I'm not sure whether weighing evidence differently is a separate possibility, or whether the idea that belief based on evidence is a multi-valued function is supposed to represent that same thing.Marcus wrote: ↑Mon Aug 28, 2023 7:09 pmAlso, you are assuming that grains are evaluated on their actual content. Many mopologists admit quite freely that the conclusion they are looking for is the same as their (non-negotiable) starting assumption. Adding or subtracting grains is irrelevant if the grain is mis-interpreted, ignored, or arbitrarily devalued based on the requirement that it must support one's starting position.
At least up to a point, I think that just having two belief curves could indeed represent the subjective weighing of evidence. The number of grains could be considered an objective fact, corresponding to how much net evidence, (somehow) objectively weighed, one has seen. How it is subjectively by each person weighed would then be their belief response.
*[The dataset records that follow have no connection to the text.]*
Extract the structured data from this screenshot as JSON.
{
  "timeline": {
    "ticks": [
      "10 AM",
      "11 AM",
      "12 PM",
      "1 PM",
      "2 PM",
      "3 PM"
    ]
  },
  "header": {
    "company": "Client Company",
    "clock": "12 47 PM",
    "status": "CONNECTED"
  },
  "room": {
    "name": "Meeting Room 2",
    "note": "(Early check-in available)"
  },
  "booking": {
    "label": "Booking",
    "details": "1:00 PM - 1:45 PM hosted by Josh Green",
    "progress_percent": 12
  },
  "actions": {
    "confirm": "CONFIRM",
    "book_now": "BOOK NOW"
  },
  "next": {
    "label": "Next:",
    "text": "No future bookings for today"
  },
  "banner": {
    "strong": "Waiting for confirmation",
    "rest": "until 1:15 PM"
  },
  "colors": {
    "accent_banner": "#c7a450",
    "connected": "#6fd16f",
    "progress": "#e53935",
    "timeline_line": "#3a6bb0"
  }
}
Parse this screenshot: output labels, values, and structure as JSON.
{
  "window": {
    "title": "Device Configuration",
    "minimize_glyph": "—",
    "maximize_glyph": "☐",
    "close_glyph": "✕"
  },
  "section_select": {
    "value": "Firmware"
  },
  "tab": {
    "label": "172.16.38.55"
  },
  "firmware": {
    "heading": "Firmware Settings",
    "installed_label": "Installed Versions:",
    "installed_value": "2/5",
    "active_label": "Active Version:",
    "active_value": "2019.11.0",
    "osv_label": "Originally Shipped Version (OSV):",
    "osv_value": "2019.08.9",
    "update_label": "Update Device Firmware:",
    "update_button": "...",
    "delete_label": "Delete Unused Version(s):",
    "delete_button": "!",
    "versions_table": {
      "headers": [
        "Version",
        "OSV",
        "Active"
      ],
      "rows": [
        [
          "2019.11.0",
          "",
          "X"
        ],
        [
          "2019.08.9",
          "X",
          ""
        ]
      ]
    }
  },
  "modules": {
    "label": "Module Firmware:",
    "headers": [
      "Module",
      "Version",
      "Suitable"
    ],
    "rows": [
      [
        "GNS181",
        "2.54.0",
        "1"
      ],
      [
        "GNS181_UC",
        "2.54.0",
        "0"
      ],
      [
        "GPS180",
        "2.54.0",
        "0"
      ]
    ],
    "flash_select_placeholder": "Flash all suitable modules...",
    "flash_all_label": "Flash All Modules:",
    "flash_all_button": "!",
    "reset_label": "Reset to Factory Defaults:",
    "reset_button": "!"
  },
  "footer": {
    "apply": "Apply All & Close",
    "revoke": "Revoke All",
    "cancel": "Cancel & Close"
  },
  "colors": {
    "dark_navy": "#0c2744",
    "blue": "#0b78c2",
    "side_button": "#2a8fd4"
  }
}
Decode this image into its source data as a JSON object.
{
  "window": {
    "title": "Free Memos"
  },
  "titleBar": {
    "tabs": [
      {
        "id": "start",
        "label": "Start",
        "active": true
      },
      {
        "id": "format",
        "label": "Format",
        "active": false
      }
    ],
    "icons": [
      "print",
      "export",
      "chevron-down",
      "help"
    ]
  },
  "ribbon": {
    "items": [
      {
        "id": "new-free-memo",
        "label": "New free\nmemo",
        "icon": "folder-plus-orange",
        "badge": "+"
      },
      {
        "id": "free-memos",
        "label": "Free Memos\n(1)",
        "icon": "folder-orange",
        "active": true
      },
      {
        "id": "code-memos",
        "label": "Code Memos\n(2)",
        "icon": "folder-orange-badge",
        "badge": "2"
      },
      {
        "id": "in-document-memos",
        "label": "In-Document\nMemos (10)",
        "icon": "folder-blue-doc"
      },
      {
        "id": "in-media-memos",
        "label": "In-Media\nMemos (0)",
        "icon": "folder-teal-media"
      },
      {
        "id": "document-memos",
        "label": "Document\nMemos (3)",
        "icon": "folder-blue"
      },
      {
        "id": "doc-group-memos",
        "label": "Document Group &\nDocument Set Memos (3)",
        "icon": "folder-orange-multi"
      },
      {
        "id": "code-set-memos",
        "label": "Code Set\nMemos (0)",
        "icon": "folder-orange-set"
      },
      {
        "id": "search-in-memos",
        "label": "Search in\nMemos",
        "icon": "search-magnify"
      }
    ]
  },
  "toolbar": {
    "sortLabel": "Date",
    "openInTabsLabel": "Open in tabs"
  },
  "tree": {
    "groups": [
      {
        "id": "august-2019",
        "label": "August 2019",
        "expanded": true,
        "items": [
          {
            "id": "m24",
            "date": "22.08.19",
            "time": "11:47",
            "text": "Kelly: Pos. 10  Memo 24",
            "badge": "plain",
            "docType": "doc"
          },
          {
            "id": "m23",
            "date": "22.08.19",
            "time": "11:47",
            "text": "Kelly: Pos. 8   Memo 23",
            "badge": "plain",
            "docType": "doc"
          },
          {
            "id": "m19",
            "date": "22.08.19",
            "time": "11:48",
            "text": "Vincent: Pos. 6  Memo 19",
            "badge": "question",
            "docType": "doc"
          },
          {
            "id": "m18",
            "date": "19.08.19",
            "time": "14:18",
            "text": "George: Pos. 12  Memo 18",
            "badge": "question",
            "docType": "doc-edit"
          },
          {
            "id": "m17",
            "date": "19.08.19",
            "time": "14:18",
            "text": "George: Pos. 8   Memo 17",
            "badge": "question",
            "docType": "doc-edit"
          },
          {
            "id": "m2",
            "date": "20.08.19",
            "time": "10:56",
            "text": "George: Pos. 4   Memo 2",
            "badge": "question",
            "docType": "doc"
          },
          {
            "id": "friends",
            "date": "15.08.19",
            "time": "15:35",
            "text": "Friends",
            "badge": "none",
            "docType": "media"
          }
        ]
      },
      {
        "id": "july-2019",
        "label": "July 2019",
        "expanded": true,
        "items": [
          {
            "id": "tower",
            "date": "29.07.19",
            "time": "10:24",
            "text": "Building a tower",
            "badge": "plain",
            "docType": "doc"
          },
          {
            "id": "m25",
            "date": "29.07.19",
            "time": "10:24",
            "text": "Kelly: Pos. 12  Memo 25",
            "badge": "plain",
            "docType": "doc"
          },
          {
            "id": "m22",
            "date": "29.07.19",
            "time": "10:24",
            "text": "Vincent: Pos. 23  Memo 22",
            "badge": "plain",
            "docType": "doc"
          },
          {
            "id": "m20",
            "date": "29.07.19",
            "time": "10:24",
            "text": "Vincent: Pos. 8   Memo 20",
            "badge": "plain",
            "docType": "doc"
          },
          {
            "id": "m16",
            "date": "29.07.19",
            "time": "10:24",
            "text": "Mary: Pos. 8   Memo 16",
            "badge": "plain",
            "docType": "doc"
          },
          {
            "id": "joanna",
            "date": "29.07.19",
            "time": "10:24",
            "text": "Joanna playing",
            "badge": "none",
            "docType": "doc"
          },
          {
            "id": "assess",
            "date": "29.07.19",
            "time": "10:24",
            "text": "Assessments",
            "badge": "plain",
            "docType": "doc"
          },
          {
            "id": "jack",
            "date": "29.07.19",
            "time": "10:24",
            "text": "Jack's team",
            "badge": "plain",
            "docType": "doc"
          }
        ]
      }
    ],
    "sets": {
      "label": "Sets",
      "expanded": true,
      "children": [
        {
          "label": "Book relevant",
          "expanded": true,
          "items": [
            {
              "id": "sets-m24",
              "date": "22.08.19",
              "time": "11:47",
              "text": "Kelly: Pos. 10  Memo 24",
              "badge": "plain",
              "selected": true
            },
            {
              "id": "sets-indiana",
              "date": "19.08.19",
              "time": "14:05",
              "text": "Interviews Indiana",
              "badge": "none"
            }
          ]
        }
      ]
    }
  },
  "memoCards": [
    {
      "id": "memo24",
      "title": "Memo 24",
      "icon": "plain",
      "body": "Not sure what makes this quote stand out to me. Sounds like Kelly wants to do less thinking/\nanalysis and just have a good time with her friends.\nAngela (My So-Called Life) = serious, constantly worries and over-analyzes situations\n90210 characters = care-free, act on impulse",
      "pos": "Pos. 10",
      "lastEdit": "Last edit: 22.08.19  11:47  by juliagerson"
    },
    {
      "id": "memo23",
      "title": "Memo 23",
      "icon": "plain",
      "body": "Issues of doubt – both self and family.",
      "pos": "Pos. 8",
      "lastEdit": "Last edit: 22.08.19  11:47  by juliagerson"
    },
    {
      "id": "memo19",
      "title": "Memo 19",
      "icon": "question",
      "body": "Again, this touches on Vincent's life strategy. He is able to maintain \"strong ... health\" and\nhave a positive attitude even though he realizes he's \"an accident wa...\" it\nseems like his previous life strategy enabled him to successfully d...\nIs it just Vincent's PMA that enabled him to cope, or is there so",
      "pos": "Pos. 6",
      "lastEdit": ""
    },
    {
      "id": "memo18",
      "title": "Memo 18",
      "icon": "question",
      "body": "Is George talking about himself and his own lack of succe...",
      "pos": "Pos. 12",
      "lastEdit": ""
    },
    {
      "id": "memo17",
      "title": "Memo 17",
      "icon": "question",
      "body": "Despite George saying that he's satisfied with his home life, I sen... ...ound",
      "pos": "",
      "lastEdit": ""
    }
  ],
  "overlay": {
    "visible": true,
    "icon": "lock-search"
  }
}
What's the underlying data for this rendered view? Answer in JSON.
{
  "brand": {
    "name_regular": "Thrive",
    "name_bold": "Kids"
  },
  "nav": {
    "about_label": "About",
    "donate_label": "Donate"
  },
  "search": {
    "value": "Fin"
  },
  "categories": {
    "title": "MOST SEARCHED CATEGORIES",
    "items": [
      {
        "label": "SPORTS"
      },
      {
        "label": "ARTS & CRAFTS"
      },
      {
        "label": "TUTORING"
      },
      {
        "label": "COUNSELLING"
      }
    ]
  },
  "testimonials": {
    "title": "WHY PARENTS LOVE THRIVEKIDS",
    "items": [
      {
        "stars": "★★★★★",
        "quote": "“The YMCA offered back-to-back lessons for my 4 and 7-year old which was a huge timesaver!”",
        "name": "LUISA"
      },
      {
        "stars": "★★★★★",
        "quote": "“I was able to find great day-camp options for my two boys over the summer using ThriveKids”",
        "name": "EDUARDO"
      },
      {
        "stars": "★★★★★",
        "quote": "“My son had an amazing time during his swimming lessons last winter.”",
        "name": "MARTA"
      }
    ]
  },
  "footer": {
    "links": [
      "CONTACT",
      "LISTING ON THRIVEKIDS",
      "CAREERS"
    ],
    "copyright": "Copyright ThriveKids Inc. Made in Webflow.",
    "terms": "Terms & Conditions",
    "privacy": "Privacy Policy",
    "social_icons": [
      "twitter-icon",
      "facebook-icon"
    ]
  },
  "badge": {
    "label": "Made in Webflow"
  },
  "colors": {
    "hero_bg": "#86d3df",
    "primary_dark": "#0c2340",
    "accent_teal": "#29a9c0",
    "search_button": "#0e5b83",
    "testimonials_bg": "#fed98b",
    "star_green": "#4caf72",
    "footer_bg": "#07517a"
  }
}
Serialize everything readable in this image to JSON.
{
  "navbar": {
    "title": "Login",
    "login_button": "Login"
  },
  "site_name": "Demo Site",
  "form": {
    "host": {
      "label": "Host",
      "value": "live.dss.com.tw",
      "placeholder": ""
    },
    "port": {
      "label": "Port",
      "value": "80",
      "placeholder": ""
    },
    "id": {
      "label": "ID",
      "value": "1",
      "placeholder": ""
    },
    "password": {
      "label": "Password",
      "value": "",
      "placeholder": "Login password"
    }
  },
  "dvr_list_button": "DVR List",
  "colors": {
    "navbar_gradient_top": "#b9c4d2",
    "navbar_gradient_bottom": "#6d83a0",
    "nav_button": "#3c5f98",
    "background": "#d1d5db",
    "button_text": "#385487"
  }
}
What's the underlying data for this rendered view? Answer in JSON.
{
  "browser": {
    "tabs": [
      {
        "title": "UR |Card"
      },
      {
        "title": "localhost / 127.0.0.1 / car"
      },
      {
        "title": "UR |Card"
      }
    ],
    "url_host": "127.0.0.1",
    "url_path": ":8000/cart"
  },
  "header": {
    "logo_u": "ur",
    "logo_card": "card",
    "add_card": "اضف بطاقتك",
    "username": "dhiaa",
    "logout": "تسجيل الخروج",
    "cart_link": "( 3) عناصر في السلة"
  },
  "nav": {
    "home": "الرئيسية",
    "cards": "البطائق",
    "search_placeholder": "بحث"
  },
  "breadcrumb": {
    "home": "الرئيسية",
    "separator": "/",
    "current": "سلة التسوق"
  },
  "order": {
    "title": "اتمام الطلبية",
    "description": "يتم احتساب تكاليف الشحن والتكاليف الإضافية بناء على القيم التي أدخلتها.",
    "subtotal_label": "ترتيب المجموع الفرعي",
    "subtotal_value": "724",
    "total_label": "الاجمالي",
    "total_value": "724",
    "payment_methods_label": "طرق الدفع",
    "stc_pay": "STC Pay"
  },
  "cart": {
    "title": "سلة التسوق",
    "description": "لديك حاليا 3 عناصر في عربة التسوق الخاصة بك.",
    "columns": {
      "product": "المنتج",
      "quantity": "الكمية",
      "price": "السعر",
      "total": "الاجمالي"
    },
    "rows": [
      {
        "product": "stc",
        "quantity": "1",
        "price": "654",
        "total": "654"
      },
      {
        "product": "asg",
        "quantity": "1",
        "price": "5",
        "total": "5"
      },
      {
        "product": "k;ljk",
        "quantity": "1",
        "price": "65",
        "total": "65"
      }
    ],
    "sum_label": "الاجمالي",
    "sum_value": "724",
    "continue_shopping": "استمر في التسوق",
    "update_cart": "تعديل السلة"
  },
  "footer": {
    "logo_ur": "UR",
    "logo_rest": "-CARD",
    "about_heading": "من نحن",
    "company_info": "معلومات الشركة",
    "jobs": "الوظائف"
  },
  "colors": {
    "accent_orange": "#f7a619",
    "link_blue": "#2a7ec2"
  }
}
If you have this kind of "heapsteresis" response, then once you've decided that the pile is a heap and switched to the upper curve, your perception that it is a heap is hardly affected at all by reducing the number of grains, even though before you switched into heap mode you were confident that those same lower numbers of grains were not heaps.
I'm not completely sure that one can absorb the weighing of evidence into belief-in-response-to-evidence in that way. Conceivably there is some important way in which the two processes are independent. I'm inclined to try to go with the simple 2D graph as a model for as long as we can, though.